Future tense. He doesn’t lie and tell me he’s okay now. He doesn’t try to make me believe something I know isn’t true. And as much as I love this about him, it breaks my heart to hear what I’ve been ignoring since I got here—his pain.
“The trial information? This is something you’d want to know, right?” he asks.
“Yes.” I close my eyes and silently count down from five. “Yes, it is.”
Not that I can imagine any of us rehashing Wyatt’s death in a courtroom. I think about my mom, putting this case together. How can she relive it over it and over again? That’s what she’s doing, isn’t it?
“Dad’s trying to talk her out of it, but you know Mom. She needs something to focus on, and in one way or another, her focus is going to be on Wyatt. It makes sense and it doesn’t. Because what are you supposed to do, have people on guard to make sure stupid, reckless kids don’t fucking jump off the top of a building with a parachute that doesn’t open?”
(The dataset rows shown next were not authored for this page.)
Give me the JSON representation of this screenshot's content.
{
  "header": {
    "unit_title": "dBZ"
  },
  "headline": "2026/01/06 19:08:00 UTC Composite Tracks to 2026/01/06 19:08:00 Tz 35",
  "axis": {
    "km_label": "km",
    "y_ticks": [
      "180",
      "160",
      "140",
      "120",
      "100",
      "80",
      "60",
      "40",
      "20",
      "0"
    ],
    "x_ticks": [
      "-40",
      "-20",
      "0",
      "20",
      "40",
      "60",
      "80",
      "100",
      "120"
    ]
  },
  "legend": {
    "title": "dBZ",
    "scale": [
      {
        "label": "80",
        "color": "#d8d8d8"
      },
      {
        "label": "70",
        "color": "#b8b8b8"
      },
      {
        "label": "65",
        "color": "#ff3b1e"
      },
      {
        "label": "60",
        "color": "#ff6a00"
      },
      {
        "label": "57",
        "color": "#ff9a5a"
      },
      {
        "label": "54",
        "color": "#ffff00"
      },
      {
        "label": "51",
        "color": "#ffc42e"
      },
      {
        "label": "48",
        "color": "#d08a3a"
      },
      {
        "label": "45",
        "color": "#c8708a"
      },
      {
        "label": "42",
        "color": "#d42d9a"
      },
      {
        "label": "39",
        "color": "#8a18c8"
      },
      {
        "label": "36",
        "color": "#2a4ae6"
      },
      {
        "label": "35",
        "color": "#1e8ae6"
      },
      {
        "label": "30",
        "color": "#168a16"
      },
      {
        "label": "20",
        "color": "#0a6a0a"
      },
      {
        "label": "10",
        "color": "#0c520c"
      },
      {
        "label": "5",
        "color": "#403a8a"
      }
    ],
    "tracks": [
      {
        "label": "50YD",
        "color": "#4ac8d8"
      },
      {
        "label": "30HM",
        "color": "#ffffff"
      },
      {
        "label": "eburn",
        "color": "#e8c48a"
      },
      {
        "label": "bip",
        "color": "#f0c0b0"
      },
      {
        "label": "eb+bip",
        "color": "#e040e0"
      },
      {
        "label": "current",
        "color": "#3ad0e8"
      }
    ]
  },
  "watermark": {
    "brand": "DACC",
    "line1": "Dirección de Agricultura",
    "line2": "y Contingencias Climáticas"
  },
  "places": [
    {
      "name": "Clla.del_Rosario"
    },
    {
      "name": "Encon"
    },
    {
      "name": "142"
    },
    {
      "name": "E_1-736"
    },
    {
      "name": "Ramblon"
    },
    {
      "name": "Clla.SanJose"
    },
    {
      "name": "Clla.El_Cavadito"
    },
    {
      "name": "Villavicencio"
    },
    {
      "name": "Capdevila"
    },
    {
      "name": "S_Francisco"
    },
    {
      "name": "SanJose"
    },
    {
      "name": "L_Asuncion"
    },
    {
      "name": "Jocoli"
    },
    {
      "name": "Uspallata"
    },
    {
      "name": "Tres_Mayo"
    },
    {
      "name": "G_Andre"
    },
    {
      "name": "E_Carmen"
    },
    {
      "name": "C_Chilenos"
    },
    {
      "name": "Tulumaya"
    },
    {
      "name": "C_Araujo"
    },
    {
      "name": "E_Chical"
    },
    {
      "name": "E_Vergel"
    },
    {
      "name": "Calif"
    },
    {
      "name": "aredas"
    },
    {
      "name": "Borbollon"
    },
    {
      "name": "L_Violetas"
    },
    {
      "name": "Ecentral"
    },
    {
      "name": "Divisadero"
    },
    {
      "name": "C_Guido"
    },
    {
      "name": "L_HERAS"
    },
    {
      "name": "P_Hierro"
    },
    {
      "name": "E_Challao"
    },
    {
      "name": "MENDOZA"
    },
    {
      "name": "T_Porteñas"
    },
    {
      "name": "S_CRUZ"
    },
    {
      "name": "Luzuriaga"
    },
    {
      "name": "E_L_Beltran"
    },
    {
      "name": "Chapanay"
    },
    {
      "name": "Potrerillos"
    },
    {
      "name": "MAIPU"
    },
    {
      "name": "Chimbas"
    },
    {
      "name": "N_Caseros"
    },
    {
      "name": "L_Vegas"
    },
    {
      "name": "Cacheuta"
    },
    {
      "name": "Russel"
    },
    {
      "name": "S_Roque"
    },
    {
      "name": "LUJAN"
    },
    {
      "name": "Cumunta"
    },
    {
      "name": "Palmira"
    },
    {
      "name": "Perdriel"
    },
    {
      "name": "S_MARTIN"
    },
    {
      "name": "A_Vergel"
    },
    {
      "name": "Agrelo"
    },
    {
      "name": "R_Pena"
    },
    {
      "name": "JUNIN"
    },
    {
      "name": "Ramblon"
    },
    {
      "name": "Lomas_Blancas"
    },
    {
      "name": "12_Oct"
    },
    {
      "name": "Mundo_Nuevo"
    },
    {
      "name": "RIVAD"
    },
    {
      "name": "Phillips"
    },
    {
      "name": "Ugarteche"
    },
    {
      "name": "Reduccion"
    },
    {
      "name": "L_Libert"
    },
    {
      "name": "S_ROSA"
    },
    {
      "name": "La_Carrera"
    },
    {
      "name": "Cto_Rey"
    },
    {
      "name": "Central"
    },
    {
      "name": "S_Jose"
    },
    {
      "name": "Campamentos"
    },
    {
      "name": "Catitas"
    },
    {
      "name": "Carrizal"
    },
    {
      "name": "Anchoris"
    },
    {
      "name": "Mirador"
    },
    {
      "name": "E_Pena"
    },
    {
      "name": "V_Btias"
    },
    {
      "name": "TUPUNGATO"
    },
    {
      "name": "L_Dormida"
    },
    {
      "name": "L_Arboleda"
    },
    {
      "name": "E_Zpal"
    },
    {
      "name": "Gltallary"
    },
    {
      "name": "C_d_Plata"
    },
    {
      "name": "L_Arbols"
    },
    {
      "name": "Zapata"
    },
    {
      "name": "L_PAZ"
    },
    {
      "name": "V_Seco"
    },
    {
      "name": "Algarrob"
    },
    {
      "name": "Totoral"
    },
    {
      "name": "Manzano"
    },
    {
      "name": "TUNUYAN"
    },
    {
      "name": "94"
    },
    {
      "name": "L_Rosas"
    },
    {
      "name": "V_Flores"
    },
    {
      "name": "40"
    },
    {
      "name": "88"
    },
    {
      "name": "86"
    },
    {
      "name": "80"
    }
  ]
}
Zach’s voice is hoarse with anger and grief. I know him. He just wants to close the book on this chapter and move on. But that kind of coping doesn’t work for my mom. She won’t be able to let go of this, and once lawyers are involved, they’re going to check into everyone’s background, into what everyone in that group was doing that night. And they’ll know. Everyone will know that Wyatt called me, that I knew what he was going to do, and I didn’t stop him. I trusted that “stupid, reckless kid” because that’s not who he was. Not to me. Wyatt was full of life, and he would try anything. But he was careful too, never pushed things too far.
“You don’t believe that, do you, about Wyatt?”